I am using ggplot to plot a histogram where the x variable is a categorical variable and I want to change the x-axis tick labels. Here is my code:

from pandas import *
from ggplot import *

df = pandas.read_csv('C:\Users\...csv')

def plot_data(df):

    plot = ggplot(data_by_group, aes('x', 'y')) +
           geom_histogram(stat='bar') + ggtitle('title') + 
           xlab('x-label') + ylab('y-label')  
    #x_ticklabels = ['a', 'b', 'c']    
    return plot

I would like to use the x_ticklabels on the x-axis instead of the numbers from the categorical variable.

Any ideas on how to do this?

Thank you

2

2 Answers

3
votes

There is a good example here (under "Setting tick mark labels") showing how to do this. Briefly, given a ggplot "bp", you can control the actual tick labels by setting labels for each category you have in your data like this:

bp + scale_x_discrete(breaks=c("ctrl", "trt1", "trt2"),
                  labels=c("Control", "Treat 1", "Treat 2"))
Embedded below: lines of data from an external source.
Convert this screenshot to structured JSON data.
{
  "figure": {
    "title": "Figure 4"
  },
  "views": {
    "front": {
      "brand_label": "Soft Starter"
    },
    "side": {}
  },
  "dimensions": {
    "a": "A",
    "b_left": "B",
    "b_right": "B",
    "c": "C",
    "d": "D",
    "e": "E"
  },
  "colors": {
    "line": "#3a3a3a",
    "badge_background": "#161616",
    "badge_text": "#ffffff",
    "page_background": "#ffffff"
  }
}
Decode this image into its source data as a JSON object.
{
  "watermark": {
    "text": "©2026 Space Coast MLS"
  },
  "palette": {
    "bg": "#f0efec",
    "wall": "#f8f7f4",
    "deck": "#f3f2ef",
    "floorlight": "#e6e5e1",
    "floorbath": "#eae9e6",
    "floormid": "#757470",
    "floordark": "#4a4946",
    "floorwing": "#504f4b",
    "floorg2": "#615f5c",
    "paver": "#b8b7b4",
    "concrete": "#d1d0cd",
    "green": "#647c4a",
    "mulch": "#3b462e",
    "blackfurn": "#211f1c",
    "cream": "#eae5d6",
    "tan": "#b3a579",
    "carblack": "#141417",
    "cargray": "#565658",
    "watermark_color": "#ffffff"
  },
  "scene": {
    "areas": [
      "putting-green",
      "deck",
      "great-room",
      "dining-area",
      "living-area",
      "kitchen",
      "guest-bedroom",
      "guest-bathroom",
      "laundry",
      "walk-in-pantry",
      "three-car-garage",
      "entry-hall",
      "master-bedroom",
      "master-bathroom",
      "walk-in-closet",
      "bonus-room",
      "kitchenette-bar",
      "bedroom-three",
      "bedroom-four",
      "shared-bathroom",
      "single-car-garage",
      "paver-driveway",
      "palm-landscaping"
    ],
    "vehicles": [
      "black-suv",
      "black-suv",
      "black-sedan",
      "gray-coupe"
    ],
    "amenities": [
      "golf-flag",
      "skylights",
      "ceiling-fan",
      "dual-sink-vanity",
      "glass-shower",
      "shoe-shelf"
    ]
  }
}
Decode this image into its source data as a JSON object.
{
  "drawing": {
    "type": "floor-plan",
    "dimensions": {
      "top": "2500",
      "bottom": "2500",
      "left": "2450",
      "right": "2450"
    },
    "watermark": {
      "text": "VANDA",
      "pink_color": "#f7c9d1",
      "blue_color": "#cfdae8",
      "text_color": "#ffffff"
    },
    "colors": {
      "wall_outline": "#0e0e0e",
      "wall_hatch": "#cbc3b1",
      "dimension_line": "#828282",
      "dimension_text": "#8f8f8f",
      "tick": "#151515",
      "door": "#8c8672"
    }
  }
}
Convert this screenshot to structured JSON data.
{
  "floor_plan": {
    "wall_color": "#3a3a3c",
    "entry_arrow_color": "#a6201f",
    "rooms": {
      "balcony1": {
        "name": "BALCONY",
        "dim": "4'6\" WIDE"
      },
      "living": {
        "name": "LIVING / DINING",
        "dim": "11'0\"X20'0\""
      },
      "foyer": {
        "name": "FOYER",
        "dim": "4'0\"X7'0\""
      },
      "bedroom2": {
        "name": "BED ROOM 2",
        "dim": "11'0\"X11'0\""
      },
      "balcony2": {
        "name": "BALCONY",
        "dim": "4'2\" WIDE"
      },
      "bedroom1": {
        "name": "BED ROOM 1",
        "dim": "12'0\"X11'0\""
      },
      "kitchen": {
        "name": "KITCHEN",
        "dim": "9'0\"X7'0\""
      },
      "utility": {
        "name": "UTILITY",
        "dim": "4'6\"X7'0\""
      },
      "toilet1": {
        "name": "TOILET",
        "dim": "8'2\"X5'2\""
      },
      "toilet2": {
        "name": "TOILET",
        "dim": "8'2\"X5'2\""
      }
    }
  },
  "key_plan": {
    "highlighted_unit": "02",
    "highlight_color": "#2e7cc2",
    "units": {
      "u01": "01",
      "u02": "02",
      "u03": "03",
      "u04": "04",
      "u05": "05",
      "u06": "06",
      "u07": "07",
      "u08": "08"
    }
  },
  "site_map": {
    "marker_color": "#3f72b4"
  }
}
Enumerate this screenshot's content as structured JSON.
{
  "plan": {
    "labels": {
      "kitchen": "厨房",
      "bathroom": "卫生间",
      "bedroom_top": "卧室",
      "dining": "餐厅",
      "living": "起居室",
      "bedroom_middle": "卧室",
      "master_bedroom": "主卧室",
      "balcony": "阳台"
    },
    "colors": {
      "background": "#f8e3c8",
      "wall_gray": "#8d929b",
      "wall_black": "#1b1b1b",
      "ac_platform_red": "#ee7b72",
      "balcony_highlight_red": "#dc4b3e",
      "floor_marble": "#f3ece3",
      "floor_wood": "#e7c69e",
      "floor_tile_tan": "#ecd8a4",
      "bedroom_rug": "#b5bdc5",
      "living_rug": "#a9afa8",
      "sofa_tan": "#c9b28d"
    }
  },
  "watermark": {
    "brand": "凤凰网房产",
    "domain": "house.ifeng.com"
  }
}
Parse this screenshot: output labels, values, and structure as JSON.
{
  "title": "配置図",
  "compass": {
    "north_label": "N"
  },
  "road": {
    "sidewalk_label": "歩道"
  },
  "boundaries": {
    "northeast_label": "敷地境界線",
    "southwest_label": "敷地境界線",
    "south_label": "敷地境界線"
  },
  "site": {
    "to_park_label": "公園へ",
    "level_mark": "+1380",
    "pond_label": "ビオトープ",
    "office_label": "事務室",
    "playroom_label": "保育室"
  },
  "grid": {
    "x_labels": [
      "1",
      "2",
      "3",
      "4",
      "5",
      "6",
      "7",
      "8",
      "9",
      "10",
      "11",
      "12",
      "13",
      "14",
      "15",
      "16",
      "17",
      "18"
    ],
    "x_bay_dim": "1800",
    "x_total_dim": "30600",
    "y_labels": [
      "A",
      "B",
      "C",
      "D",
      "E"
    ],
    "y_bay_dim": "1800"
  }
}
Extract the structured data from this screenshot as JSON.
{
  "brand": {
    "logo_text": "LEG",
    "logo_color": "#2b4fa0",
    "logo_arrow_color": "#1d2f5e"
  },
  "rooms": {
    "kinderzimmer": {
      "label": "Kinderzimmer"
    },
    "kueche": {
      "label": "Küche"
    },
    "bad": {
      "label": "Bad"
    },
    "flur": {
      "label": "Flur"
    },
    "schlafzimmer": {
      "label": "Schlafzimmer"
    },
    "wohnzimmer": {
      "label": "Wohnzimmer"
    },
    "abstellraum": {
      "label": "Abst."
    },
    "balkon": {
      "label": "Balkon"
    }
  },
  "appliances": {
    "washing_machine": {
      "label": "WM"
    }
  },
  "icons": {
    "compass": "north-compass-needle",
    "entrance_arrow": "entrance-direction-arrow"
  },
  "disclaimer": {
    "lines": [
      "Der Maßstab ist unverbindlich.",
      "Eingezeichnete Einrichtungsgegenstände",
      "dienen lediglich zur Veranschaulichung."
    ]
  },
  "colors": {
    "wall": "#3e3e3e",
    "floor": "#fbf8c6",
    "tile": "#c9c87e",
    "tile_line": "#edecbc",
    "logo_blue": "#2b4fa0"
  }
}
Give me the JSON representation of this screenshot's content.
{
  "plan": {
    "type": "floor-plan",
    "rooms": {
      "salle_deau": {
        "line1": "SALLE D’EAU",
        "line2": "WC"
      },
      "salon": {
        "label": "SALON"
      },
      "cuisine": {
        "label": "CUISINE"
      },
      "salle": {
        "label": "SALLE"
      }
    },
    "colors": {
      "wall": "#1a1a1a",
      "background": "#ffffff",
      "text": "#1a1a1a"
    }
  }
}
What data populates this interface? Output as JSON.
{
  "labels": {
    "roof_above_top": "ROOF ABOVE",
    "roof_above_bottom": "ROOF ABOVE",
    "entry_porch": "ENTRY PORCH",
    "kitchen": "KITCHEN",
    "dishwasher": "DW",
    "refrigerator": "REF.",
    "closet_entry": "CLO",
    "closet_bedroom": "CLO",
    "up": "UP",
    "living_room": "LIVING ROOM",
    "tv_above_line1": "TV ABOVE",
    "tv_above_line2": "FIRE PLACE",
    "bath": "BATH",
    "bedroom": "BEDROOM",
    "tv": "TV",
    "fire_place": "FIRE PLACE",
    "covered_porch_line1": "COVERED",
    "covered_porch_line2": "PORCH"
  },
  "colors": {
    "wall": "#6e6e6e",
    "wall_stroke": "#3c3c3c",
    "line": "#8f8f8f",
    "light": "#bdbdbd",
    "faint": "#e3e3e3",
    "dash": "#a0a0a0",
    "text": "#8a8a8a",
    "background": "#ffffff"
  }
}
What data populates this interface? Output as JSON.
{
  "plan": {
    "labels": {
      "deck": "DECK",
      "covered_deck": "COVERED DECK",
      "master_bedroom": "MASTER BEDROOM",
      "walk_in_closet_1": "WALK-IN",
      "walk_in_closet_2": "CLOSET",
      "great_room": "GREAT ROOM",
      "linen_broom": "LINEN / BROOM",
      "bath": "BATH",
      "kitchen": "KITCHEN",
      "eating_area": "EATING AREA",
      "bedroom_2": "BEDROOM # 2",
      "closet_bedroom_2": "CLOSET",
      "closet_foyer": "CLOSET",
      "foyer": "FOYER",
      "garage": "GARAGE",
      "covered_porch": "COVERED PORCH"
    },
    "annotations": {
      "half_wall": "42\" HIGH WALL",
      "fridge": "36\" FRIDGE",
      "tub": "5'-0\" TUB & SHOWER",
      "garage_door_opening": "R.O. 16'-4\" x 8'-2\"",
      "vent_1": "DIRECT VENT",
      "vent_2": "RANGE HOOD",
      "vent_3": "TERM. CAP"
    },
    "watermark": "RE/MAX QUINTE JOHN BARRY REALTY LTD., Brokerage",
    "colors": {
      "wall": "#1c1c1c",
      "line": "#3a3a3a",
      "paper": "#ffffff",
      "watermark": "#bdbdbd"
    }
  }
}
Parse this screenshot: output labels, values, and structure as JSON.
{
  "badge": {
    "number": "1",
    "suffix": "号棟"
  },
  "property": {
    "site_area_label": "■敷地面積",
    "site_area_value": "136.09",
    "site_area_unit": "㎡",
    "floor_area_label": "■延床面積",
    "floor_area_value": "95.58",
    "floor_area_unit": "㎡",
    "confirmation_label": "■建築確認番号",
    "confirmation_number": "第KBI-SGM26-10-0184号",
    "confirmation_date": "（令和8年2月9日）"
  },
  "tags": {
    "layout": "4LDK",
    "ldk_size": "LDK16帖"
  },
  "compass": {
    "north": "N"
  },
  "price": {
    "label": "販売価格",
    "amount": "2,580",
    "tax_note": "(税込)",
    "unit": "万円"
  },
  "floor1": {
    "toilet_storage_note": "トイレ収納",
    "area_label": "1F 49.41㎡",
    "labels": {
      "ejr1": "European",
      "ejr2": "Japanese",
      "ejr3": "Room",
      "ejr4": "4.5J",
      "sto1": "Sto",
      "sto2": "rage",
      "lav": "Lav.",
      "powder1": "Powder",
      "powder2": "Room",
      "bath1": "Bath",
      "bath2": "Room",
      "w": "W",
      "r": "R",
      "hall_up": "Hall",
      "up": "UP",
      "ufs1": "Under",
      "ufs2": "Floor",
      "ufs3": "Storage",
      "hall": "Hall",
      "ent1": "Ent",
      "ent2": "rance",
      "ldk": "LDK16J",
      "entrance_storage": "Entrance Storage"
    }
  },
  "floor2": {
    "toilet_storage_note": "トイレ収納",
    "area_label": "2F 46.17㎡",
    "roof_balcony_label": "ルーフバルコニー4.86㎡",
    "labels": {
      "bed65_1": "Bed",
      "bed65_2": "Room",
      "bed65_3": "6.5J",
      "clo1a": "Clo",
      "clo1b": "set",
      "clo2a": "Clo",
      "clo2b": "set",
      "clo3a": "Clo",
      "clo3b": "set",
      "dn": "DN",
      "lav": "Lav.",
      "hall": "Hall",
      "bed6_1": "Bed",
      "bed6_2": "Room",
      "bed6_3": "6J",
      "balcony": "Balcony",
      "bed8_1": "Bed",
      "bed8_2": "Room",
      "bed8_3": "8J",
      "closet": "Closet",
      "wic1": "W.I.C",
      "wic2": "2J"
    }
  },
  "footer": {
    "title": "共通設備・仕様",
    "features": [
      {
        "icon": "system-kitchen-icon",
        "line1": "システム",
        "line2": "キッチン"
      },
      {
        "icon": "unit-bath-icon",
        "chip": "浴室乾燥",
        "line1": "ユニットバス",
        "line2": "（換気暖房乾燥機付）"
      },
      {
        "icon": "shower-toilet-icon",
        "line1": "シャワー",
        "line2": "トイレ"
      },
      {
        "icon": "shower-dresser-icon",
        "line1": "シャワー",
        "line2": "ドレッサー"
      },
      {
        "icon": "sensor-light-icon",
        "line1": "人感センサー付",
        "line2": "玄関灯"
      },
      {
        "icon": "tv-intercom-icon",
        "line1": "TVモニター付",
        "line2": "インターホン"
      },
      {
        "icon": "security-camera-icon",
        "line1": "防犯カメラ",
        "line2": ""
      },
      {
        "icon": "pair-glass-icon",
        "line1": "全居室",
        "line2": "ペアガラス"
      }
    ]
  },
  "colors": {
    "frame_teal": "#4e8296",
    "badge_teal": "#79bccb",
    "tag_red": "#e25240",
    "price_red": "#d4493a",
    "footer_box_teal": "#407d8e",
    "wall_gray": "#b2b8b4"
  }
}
So in your case, I would imagine you would do something in the lines of

plot = ggplot(data_by_group, aes('x', 'y')) +
       geom_histogram(stat='bar') + ggtitle('title') + 
       xlab('x-label') + ylab('y-label') +
       scale_x_discrete(breaks=c(1, 2, 3),
                  labels=c("a", "b", "c"))
1
votes

Change the answer from MeloMCR as below to make it work:

    plot = ggplot(data_by_group, aes('x', 'y')) +
   geom_histogram(stat='bar') + ggtitle('title') + 
   xlab('x-label') + ylab('y-label') +
   scale_x_discrete(breaks=c(1, 2, 3),
              labels=c("a", "b", "c"))

to

    plot = ggplot(data_by_group, aes('x', 'y')) +
   geom_histogram(stat='bar') + ggtitle('title') + 
   xlab('x-label') + ylab('y-label') +
   scale_x_discrete(breaks= [1, 2, 3],
              labels= ["a", "b", "c"])

column specification (c(a1,a2,a3,....) is not identified by python.